Phronesis is the form of everyday consciousness. Most of our energy is employed in skillful coping with the objects and contents of the world. What my theory of conversation  purports to do is render imaginative contents and imaginative objects (mental events generally conceived) in themselves as subject to skillful coping as to theoretical reasoning. It does this by enumerating and indexing the a priori conditions on any conversational speech act, and subscribing this theory as a social contract. This is a way of permeating the conversational world with a new order of rationality with which one must cope.
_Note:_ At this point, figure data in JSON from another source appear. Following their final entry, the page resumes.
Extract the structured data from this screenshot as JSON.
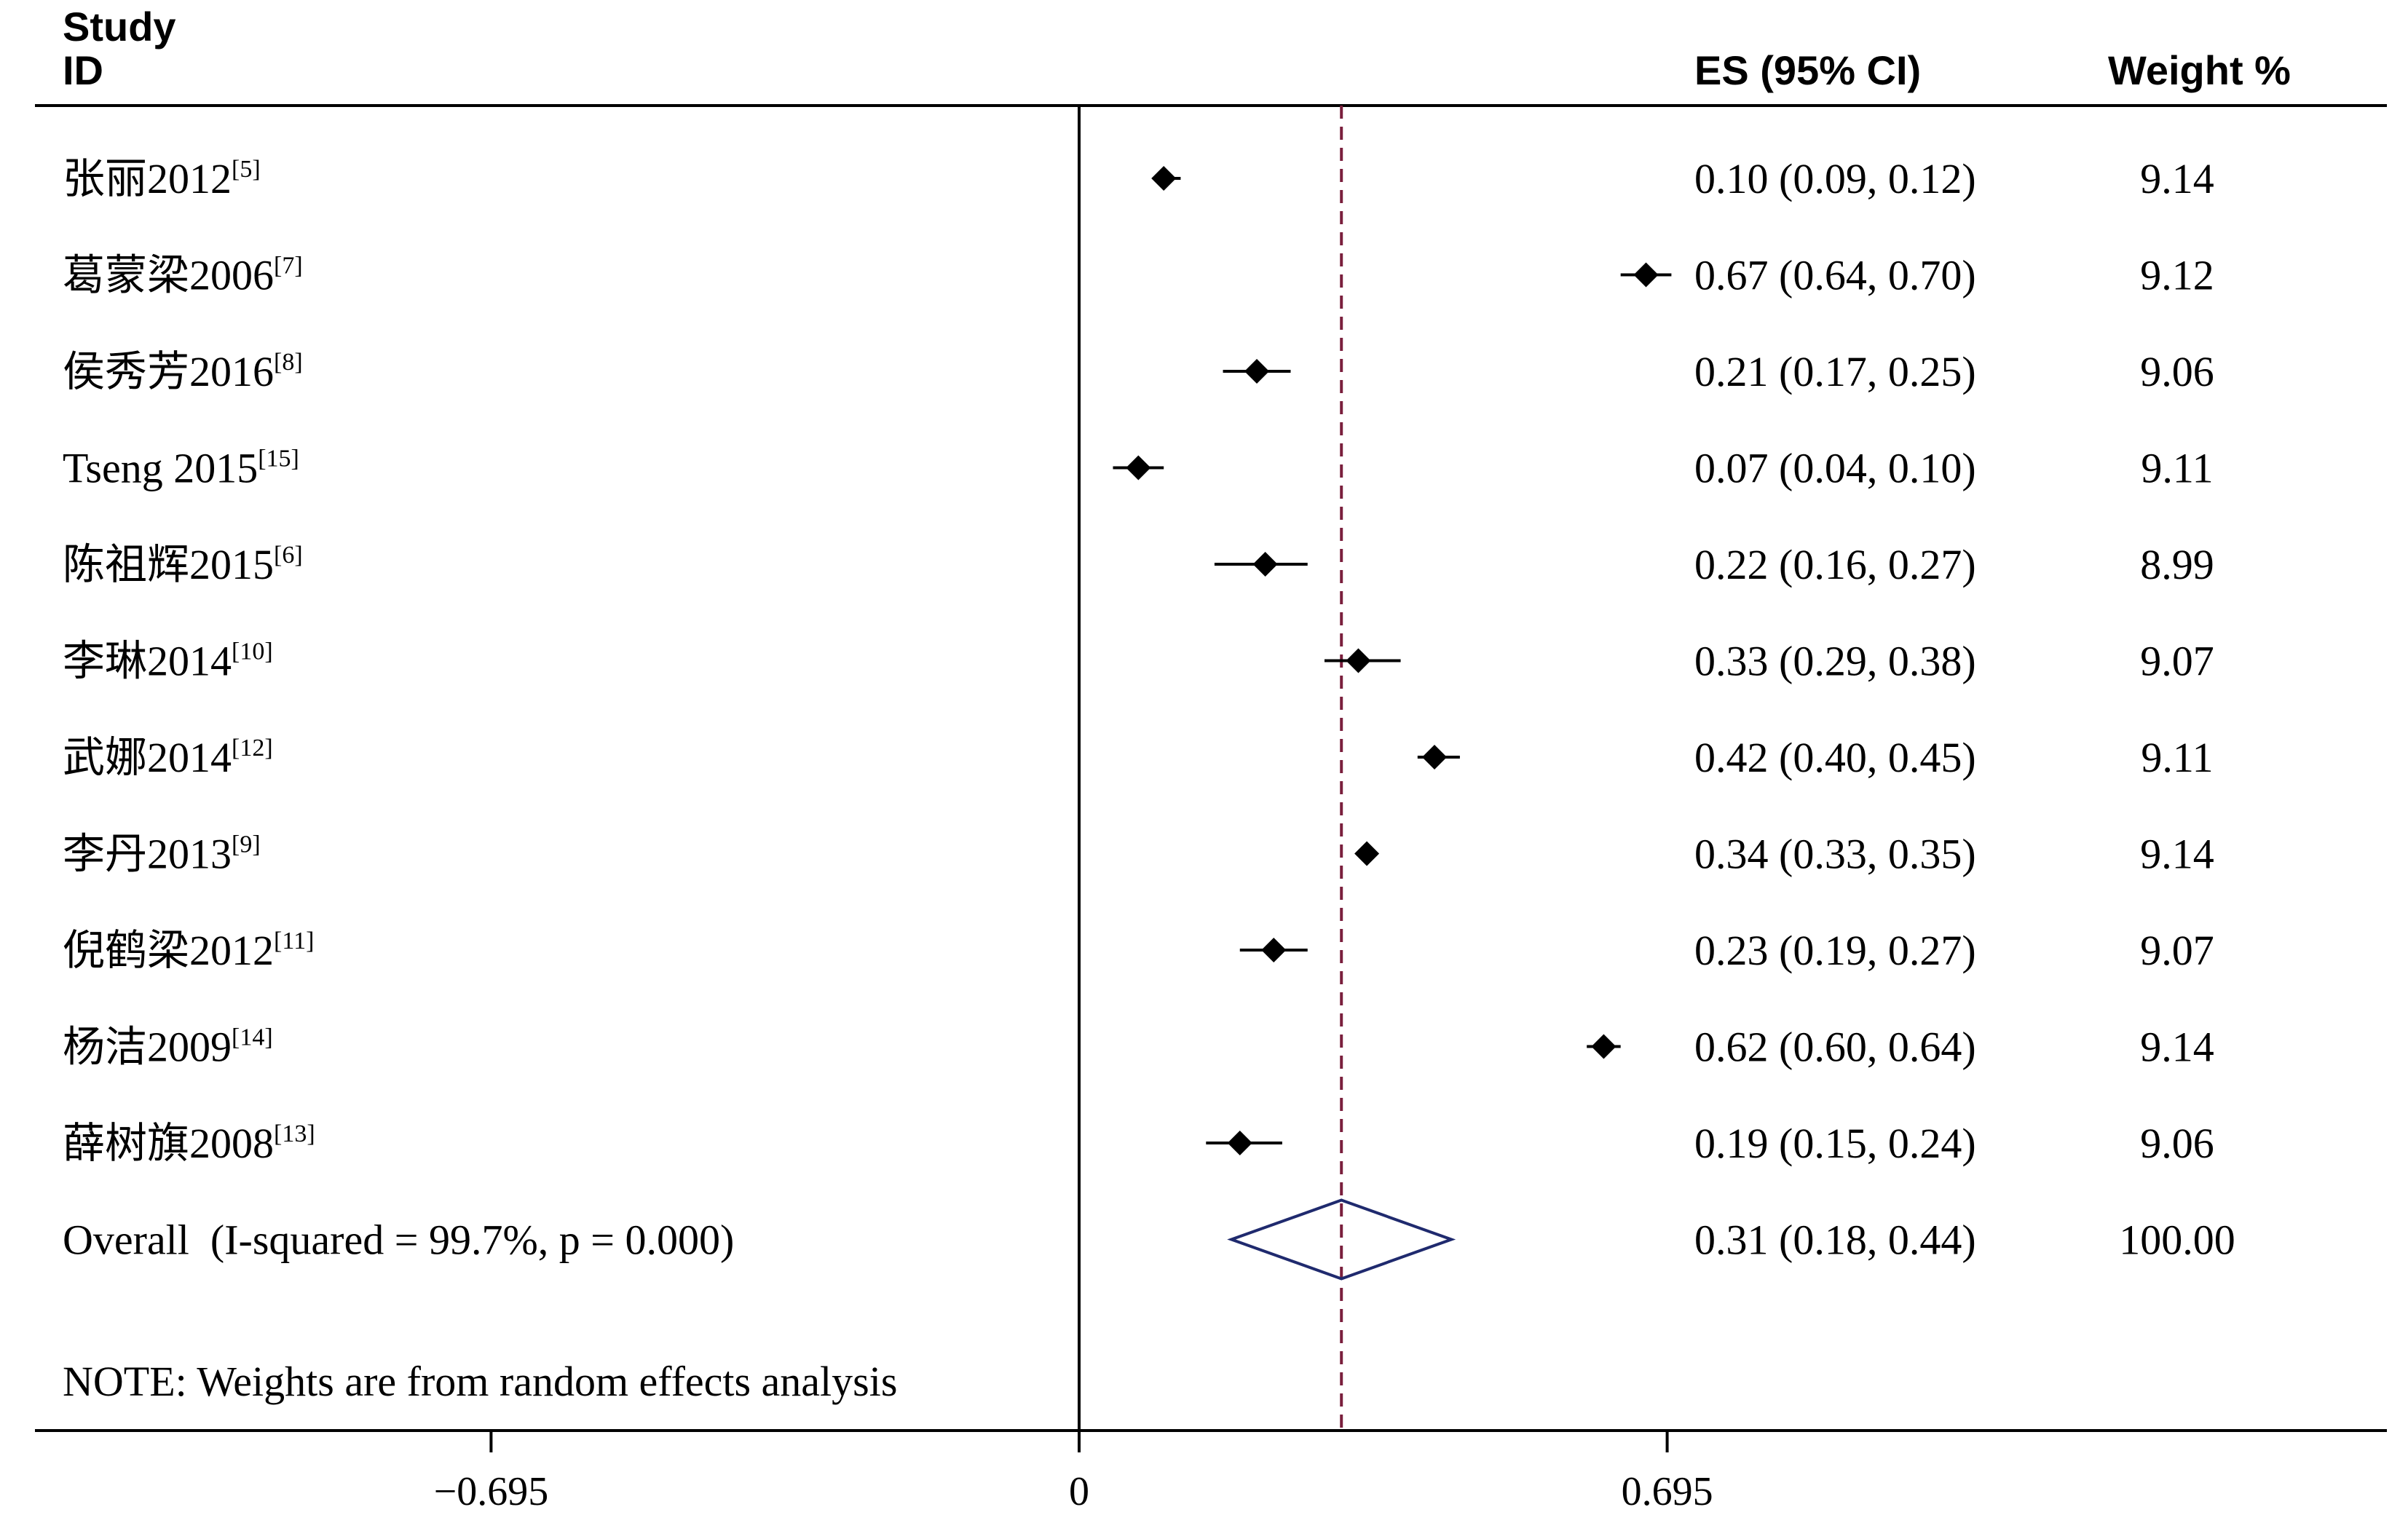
{
  "chart_data": {
    "type": "forest",
    "headers": {
      "study_line1": "Study",
      "study_line2": "ID",
      "es": "ES (95% CI)",
      "weight": "Weight %"
    },
    "studies": [
      {
        "name": "张丽2012",
        "ref": "[5]",
        "es": 0.1,
        "lo": 0.09,
        "hi": 0.12,
        "es_text": "0.10 (0.09, 0.12)",
        "weight": "9.14"
      },
      {
        "name": "葛蒙梁2006",
        "ref": "[7]",
        "es": 0.67,
        "lo": 0.64,
        "hi": 0.7,
        "es_text": "0.67 (0.64, 0.70)",
        "weight": "9.12"
      },
      {
        "name": "侯秀芳2016",
        "ref": "[8]",
        "es": 0.21,
        "lo": 0.17,
        "hi": 0.25,
        "es_text": "0.21 (0.17, 0.25)",
        "weight": "9.06"
      },
      {
        "name": "Tseng 2015",
        "ref": "[15]",
        "es": 0.07,
        "lo": 0.04,
        "hi": 0.1,
        "es_text": "0.07 (0.04, 0.10)",
        "weight": "9.11"
      },
      {
        "name": "陈祖辉2015",
        "ref": "[6]",
        "es": 0.22,
        "lo": 0.16,
        "hi": 0.27,
        "es_text": "0.22 (0.16, 0.27)",
        "weight": "8.99"
      },
      {
        "name": "李琳2014",
        "ref": "[10]",
        "es": 0.33,
        "lo": 0.29,
        "hi": 0.38,
        "es_text": "0.33 (0.29, 0.38)",
        "weight": "9.07"
      },
      {
        "name": "武娜2014",
        "ref": "[12]",
        "es": 0.42,
        "lo": 0.4,
        "hi": 0.45,
        "es_text": "0.42 (0.40, 0.45)",
        "weight": "9.11"
      },
      {
        "name": "李丹2013",
        "ref": "[9]",
        "es": 0.34,
        "lo": 0.33,
        "hi": 0.35,
        "es_text": "0.34 (0.33, 0.35)",
        "weight": "9.14"
      },
      {
        "name": "倪鹤梁2012",
        "ref": "[11]",
        "es": 0.23,
        "lo": 0.19,
        "hi": 0.27,
        "es_text": "0.23 (0.19, 0.27)",
        "weight": "9.07"
      },
      {
        "name": "杨洁2009",
        "ref": "[14]",
        "es": 0.62,
        "lo": 0.6,
        "hi": 0.64,
        "es_text": "0.62 (0.60, 0.64)",
        "weight": "9.14"
      },
      {
        "name": "薛树旗2008",
        "ref": "[13]",
        "es": 0.19,
        "lo": 0.15,
        "hi": 0.24,
        "es_text": "0.19 (0.15, 0.24)",
        "weight": "9.06"
      }
    ],
    "overall": {
      "label": "Overall  (I-squared = 99.7%, p = 0.000)",
      "es": 0.31,
      "lo": 0.18,
      "hi": 0.44,
      "es_text": "0.31 (0.18, 0.44)",
      "weight": "100.00"
    },
    "note": "NOTE: Weights are from random effects analysis",
    "xaxis": {
      "ticks": [
        -0.695,
        0,
        0.695
      ],
      "tick_labels": [
        "−0.695",
        "0",
        "0.695"
      ],
      "range": [
        -1.2,
        1.55
      ]
    },
    "reference_line": 0,
    "colors": {
      "point": "#000000",
      "ci_line": "#000000",
      "overall_line": "#7a1f3d",
      "diamond": "#1f2a6e",
      "axis": "#000000"
    }
  }
}
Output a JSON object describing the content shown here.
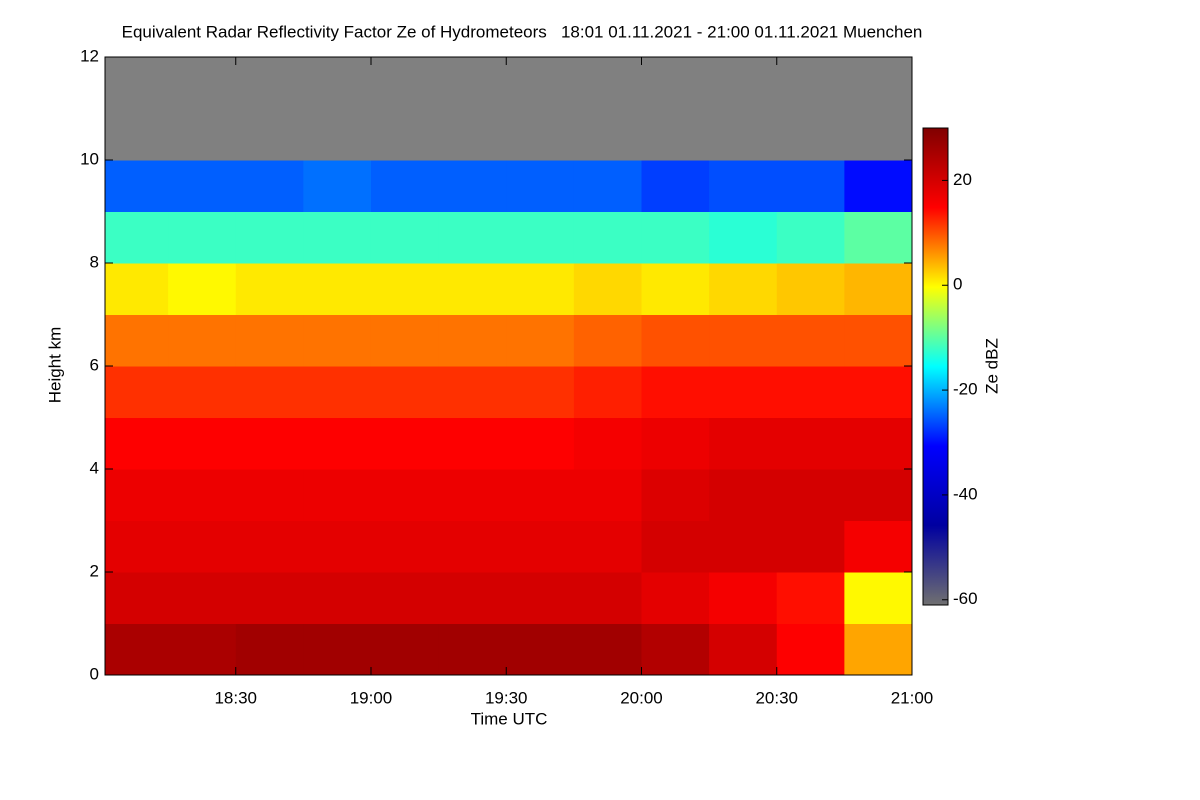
{
  "chart_data": {
    "type": "heatmap",
    "title": "Equivalent Radar Reflectivity Factor Ze of Hydrometeors   18:01 01.11.2021 - 21:00 01.11.2021 Muenchen",
    "x_label": "Time UTC",
    "y_label": "Height km",
    "colorbar_label": "Ze dBZ",
    "x_edges": [
      "18:01",
      "18:15",
      "18:30",
      "18:45",
      "19:00",
      "19:15",
      "19:30",
      "19:45",
      "20:00",
      "20:15",
      "20:30",
      "20:45",
      "21:00"
    ],
    "y_edges": [
      0,
      1,
      2,
      3,
      4,
      5,
      6,
      7,
      8,
      9,
      10,
      11,
      12
    ],
    "z": [
      [
        25,
        25,
        26,
        26,
        26,
        26,
        26,
        26,
        24,
        20,
        15,
        5
      ],
      [
        20,
        20,
        20,
        20,
        20,
        20,
        20,
        20,
        18,
        16,
        14,
        0
      ],
      [
        18,
        18,
        18,
        18,
        18,
        18,
        18,
        18,
        20,
        20,
        20,
        16
      ],
      [
        17,
        17,
        17,
        17,
        17,
        17,
        17,
        17,
        19,
        20,
        20,
        20
      ],
      [
        15,
        15,
        15,
        15,
        15,
        15,
        15,
        16,
        17,
        18,
        18,
        18
      ],
      [
        12,
        12,
        12,
        12,
        12,
        12,
        12,
        13,
        14,
        14,
        14,
        14
      ],
      [
        8,
        8,
        8,
        8,
        8,
        8,
        8,
        9,
        10,
        10,
        10,
        10
      ],
      [
        1,
        0,
        1,
        1,
        1,
        1,
        1,
        2,
        1,
        2,
        3,
        4
      ],
      [
        -12,
        -12,
        -12,
        -12,
        -12,
        -12,
        -12,
        -12,
        -12,
        -13,
        -12,
        -10
      ],
      [
        -25,
        -25,
        -25,
        -24,
        -25,
        -25,
        -25,
        -25,
        -27,
        -26,
        -26,
        -30
      ],
      [
        null,
        null,
        null,
        null,
        null,
        null,
        null,
        null,
        null,
        null,
        null,
        null
      ],
      [
        null,
        null,
        null,
        null,
        null,
        null,
        null,
        null,
        null,
        null,
        null,
        null
      ]
    ],
    "xlim": [
      "18:01",
      "21:00"
    ],
    "xticks": [
      "18:30",
      "19:00",
      "19:30",
      "20:00",
      "20:30",
      "21:00"
    ],
    "ylim": [
      0,
      12
    ],
    "yticks": [
      0,
      2,
      4,
      6,
      8,
      10,
      12
    ],
    "clim": [
      -61,
      30
    ],
    "cticks": [
      -60,
      -40,
      -20,
      0,
      20
    ],
    "colorscale": [
      "#707070",
      "#0000a0",
      "#0000ff",
      "#00ffff",
      "#ffff00",
      "#ff0000",
      "#800000"
    ],
    "missing_color": "#808080"
  }
}
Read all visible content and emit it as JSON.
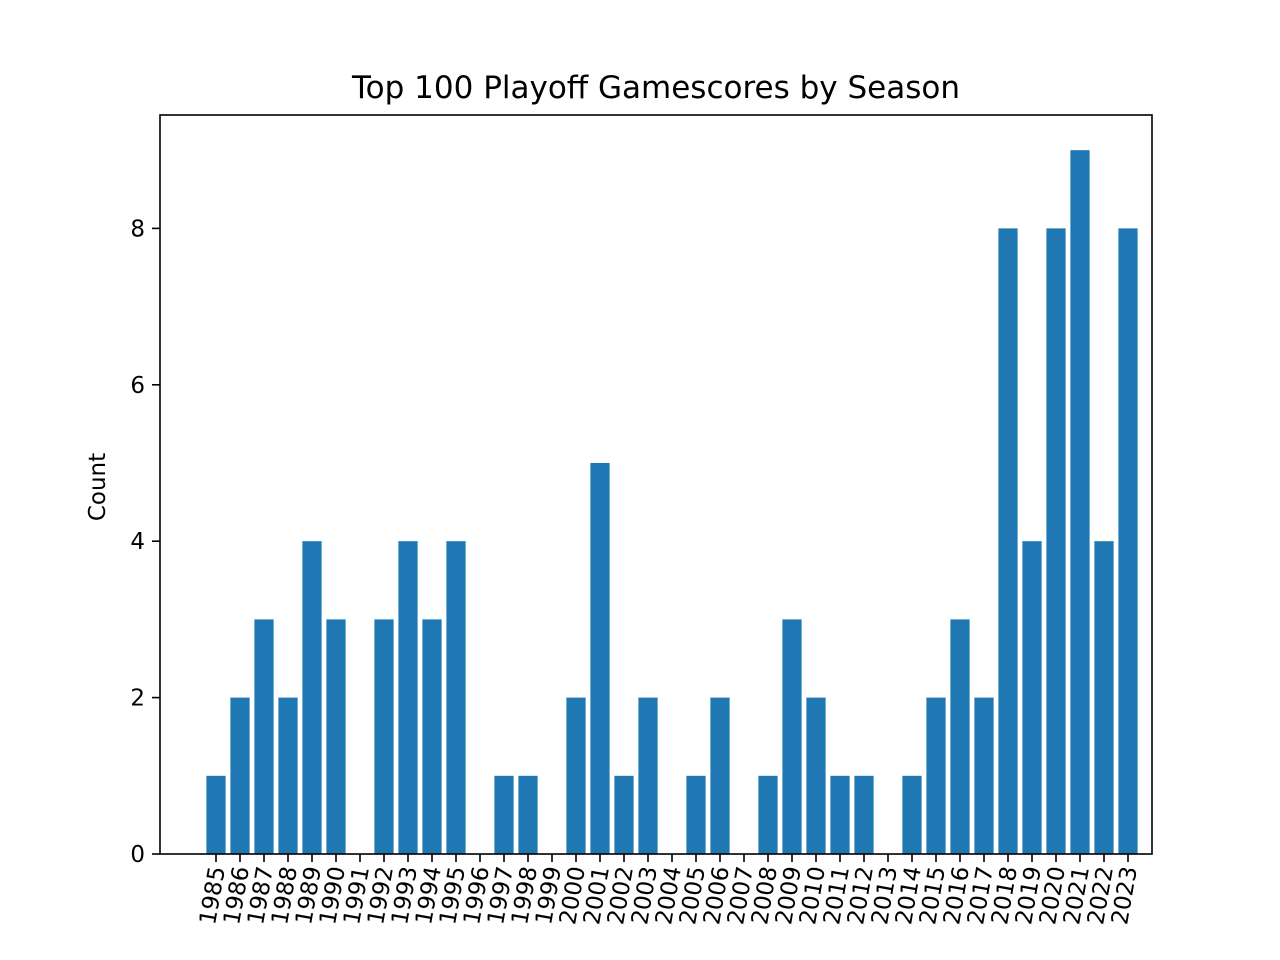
{
  "chart_data": {
    "type": "bar",
    "title": "Top 100 Playoff Gamescores by Season",
    "xlabel": "",
    "ylabel": "Count",
    "categories": [
      "1985",
      "1986",
      "1987",
      "1988",
      "1989",
      "1990",
      "1991",
      "1992",
      "1993",
      "1994",
      "1995",
      "1996",
      "1997",
      "1998",
      "1999",
      "2000",
      "2001",
      "2002",
      "2003",
      "2004",
      "2005",
      "2006",
      "2007",
      "2008",
      "2009",
      "2010",
      "2011",
      "2012",
      "2013",
      "2014",
      "2015",
      "2016",
      "2017",
      "2018",
      "2019",
      "2020",
      "2021",
      "2022",
      "2023"
    ],
    "values": [
      1,
      2,
      3,
      2,
      4,
      3,
      0,
      3,
      4,
      3,
      4,
      0,
      1,
      1,
      0,
      2,
      5,
      1,
      2,
      0,
      1,
      2,
      0,
      1,
      3,
      2,
      1,
      1,
      0,
      1,
      2,
      3,
      2,
      8,
      4,
      8,
      9,
      4,
      8
    ],
    "ylim": [
      0,
      9.45
    ],
    "yticks": [
      0,
      2,
      4,
      6,
      8
    ],
    "xtick_rotation": -80,
    "grid": false,
    "legend": "none",
    "bar_color": "#1f77b4"
  }
}
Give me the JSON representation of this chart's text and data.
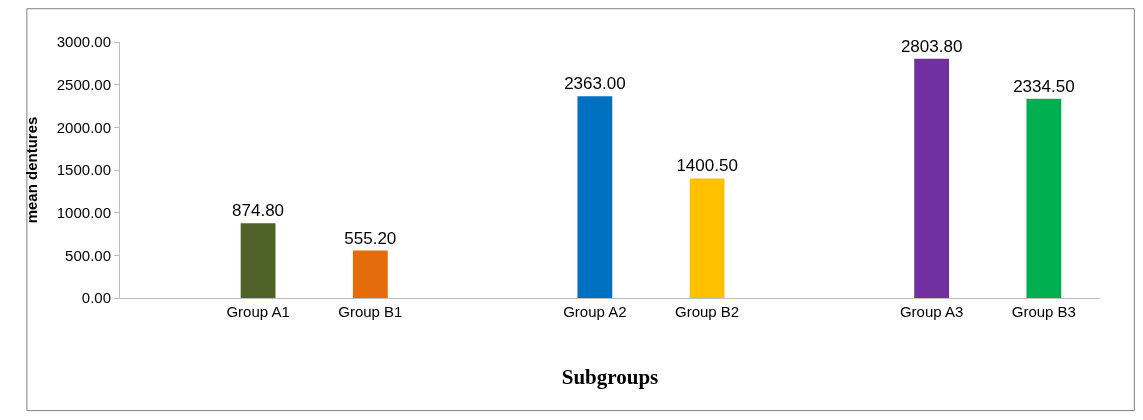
{
  "chart_data": {
    "type": "bar",
    "xlabel": "Subgroups",
    "ylabel": "mean dentures",
    "categories": [
      "Group A1",
      "Group B1",
      null,
      "Group A2",
      "Group B2",
      null,
      "Group A3",
      "Group B3"
    ],
    "values": [
      874.8,
      555.2,
      null,
      2363.0,
      1400.5,
      null,
      2803.8,
      2334.5
    ],
    "colors": [
      "#4f6228",
      "#e46c0a",
      "#ffffff",
      "#0070c0",
      "#ffc000",
      "#ffffff",
      "#7030a0",
      "#00b050"
    ],
    "value_labels": [
      "874.80",
      "555.20",
      null,
      "2363.00",
      "1400.50",
      null,
      "2803.80",
      "2334.50"
    ],
    "ylim": [
      0,
      3000
    ],
    "yticks": [
      {
        "value": 0,
        "label": "0.00"
      },
      {
        "value": 500,
        "label": "500.00"
      },
      {
        "value": 1000,
        "label": "1000.00"
      },
      {
        "value": 1500,
        "label": "1500.00"
      },
      {
        "value": 2000,
        "label": "2000.00"
      },
      {
        "value": 2500,
        "label": "2500.00"
      },
      {
        "value": 3000,
        "label": "3000.00"
      }
    ],
    "legend": false
  }
}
What people who take this contract seriously discover quickly is that archetypal, universalized conversation requires much more energy, perhaps an order of magnitude more, than mundane coping. Moreover, it seems only reasonable to suppose that the evolution of consciousness and the brain depends crucially on the intelligent use of energy, and that the more energy that is involved in consciousness, the higher the consciousness will be.

 

Neural network models of the mammalian brain suggest how levels of representation function in the neocortex. Each level in the cortical hierarchy forms a kind of belief (actually, a temporal percept) about what is going on in the level immediately below it. At the highest level are percepts of the highest type. Consciousness presumably is crucially mediated by the percepts at the highest level. Each level, moreover is highly self-regulated. Anatomical measures show that 80% of the synapses at any cortical level comes from cells in that level. This could help explain the significance of altered states of consciousness and drug-induced hallucination, spiritual dreams and higher mystical consciousness, as well as the threefold increase in the size of the hominid brain over the past three million years. Each level appears highly buffered, and able to absorb a great deal of bias coming from lower levels without destabilizing. But once this buffering is overcome, the system stabilizes in a new and higher modality of representation and function, such as the form of consciousness humans enjoy today. Today’s altered states of consciousness probably contain something of the future form of everyday consciousness.

 

A theory of conversation is indeed a form of Hegelian rationalism, but it fully recognizes the way in which perception supports self-conscious experience. It is, in fact, primarily interested in producing interesting perceptual phenomena. But it clearly insists that institutional factors outside the agent cause perceptions, and that these institutional factors are the place to intervene if we are to get a science of consciousness.